Le violente sollecitazioni dei costi indotte dagli effetti del conflitto, scoppiato lo scorso 24 febbraio nel cuore d’Europa, mettono sotto pressione una ampia platea di imprese. Non ne sono esenti molte realtà della provincia di Imperia, alle prese con un aumento dei costi che si è abbattuto pesantemente sulle produzioni in un momento già difficile.
Secondo il report redatto dalla Confartigianato ‘Venti di guerra e caro-commodities: i rischi per le imprese e la crescita’ questa situazione riguarderebbe in Liguria circa un terzo (34,3%) del sistema produttivo regionale pari a quasi la metà (45,9%) degli occupati in micro e piccole imprese. Si tratta di imprese esposte all’escalation dei prezzi dell’energia, alla carenza di materie prime provenienti dai paesi del teatro di guerra, al caro-carburanti, ai flussi turistici provenienti dalla Russia, alle vendite in Russia e Ucraina di macchinari e prodotti. Nel primo semestre 2022, si prevede che il 18,8% delle imprese avrà un parziale o grave rischio operativo, e comunque circa 2 imprese su tre segnalano la presenza di ostacoli ai piani di sviluppo nei prossimi sei mesi.
In provincia di Imperia questa situazione riguarda, secondo la Confartigianato, un totale di 6612 imprese (che contano complessivamente 17.935 addetti), sommando quelle colpite dalla carenza di materie prime provenienti dalla Russia e dall’Ucraina, quelle con difficoltà all’export verso quei Paesi, le realtà colpite dal caro carburanti e le imprese che lavorano a stretto contatto con il turismo.
Nel dettaglio si collocano nella trincea avanzata i settori con una maggiore intensità energetica: dalla metallurgia alla petrolchimica, dalla carta al vetro, dalla ceramica ai trasporti. Nei comparti manifatturieri energy intensive sono sempre più numerosi i casi in cui il divario tra costi e ricavi diventa insostenibile: a due anni dal lockdown sanitario siamo arrivati al rischio di lockdown energetico. Il caro-carburanti colpisce il trasporto merci e persone, comprimendo i margini d’impresa.
Le carenze di materie prime provenienti da Russa e Ucraina, associate a costi crescenti delle forniture, coinvolgono soprattutto le imprese nei settori dell’alimentare, dei metalli e delle costruzioni. Il report della Confartigianato evidenzia inoltre come il conflitto ripresenti pesanti conseguenze anche sul turismo, già duramente colpito dalla recessione da Covid-19. Il blocco del turismo dalla Russia innesca effetti pesanti su tutte le attività ad esse legate presenti sul territorio, per quello che storicamente ha sempre rappresentato la spesa dei turisti russi.
“Gli aumenti, soprattutto di acqua ed energia, si sono fatti sentire – ha detto Emanuele Corradini di CLC Corradini ceramiche di Montegrazie – Questo incremento ha avuto riflessi anche sul costo finale del materiale che forniamo ai nostri clienti. Se a fine anno si tirano le somme e non ci si adegua, considerando già i costi di mutui, tasse e dipendenti, la situazione diventerebbe davvero difficile. L’impennata dei prezzi in edilizia ha riguardato il cemento, il ferro, i mattoni e tutto il materiale da costruzioni da rifinitura come appunto le piastrelle. L’aumento del gas ha poi portato tante aziende a chiudere i forni, con un conseguente problema di forniture che, a cascata, si riflette su tutto il settore”.

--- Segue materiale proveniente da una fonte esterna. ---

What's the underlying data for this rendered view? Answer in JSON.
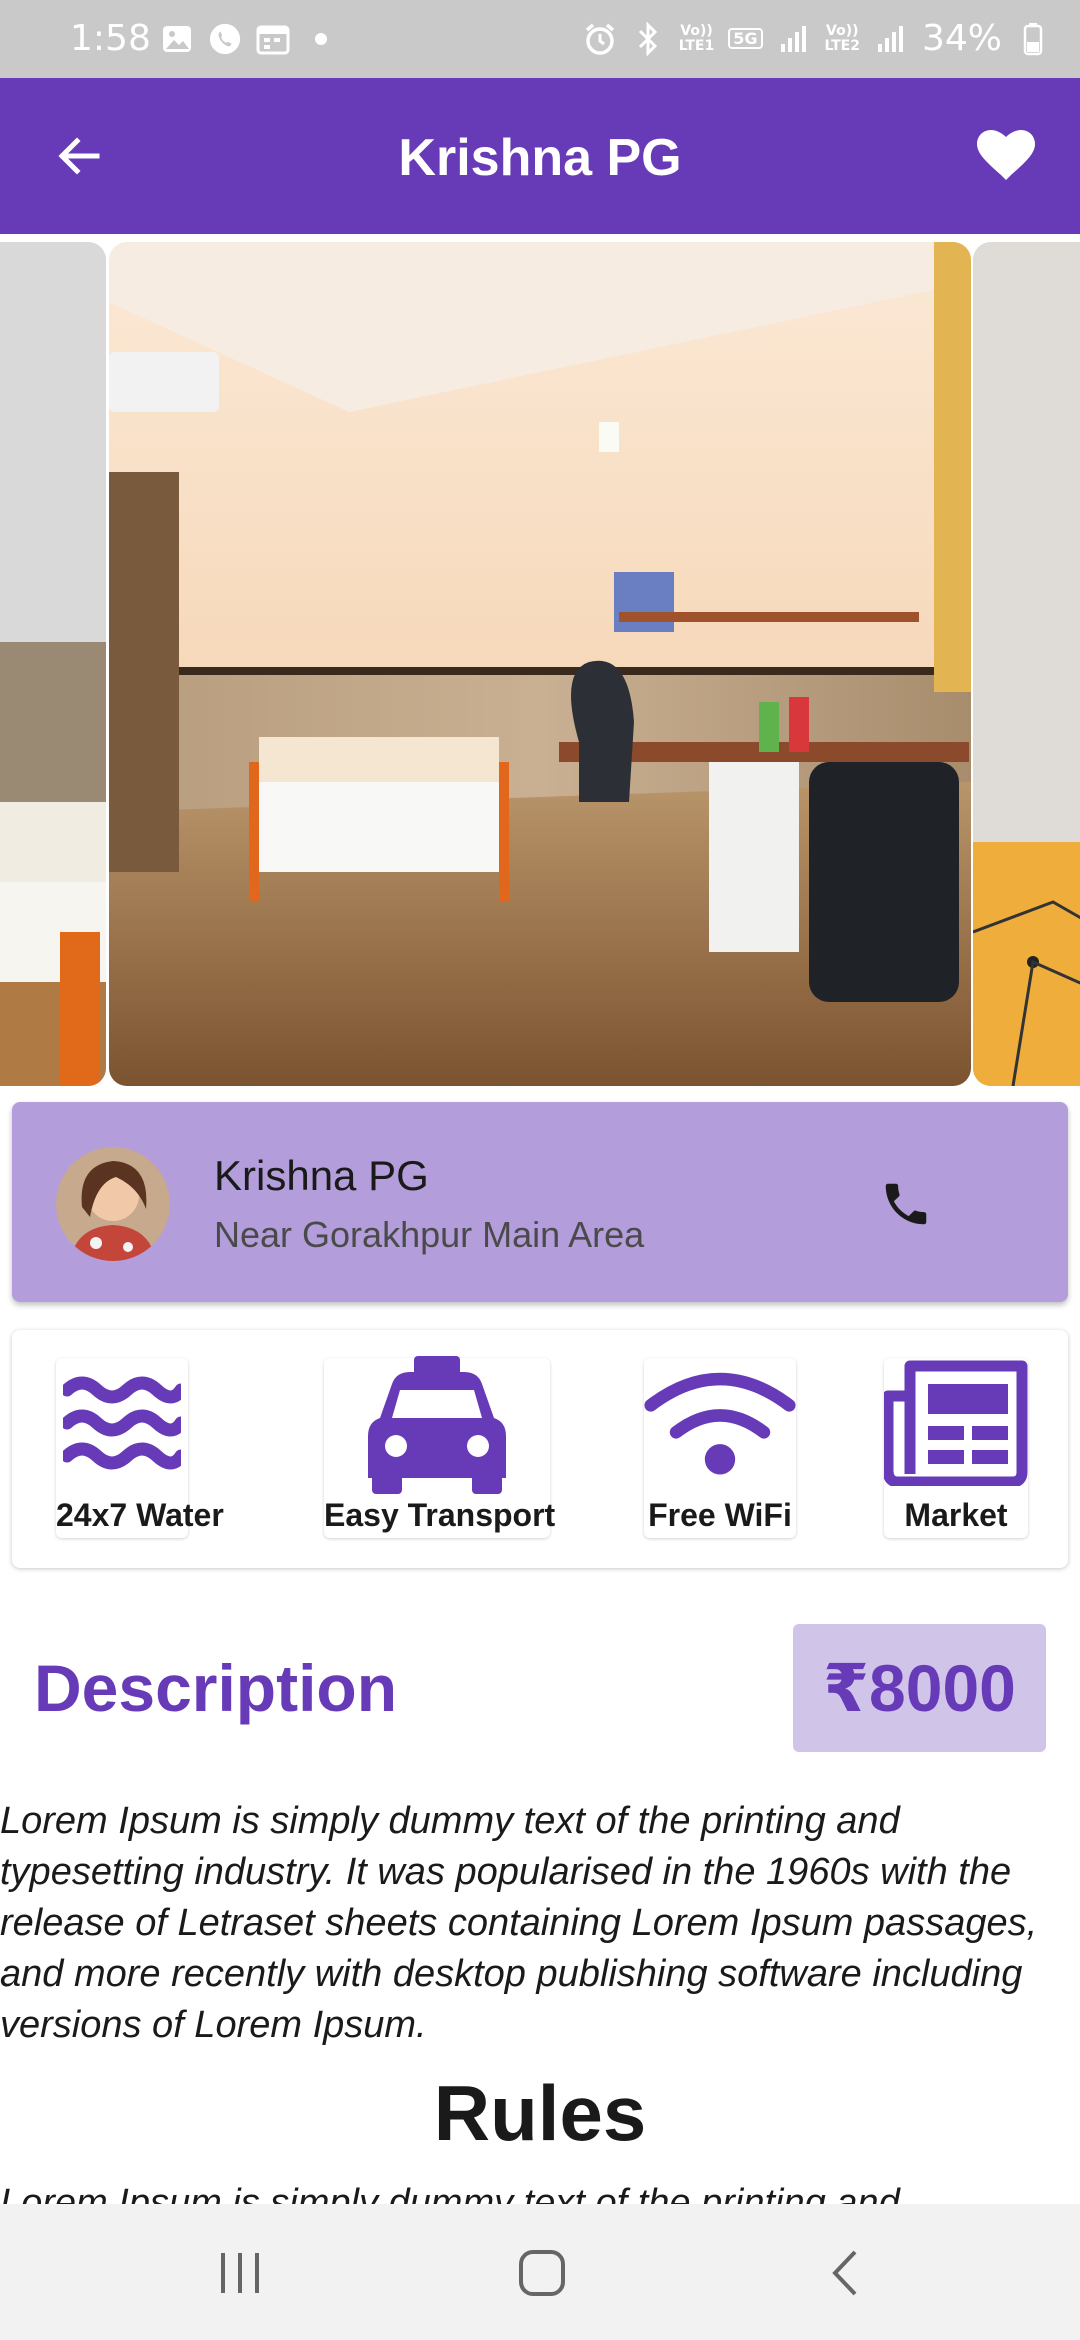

Non è esente da questa realtà anche il mondo del vetro. “Le difficoltà sono iniziate già prima, ora con l’aumento gas e dell’ossigeno la situazione è ancora più difficile – ha dichiarato Giuseppe Ballarin di TreArchi – Uno dei problemi derivanti da questi aumenti è stata la chiusura dei forni che, se non ci sarà una diminuzione del gas, non riapriranno e il nostro settore rimarrà senza bacchette di vetro con cui realizzare le produzioni artistiche, obbligando a fermarsi o ad auto prodursele con ulteriori perdite di tempo”.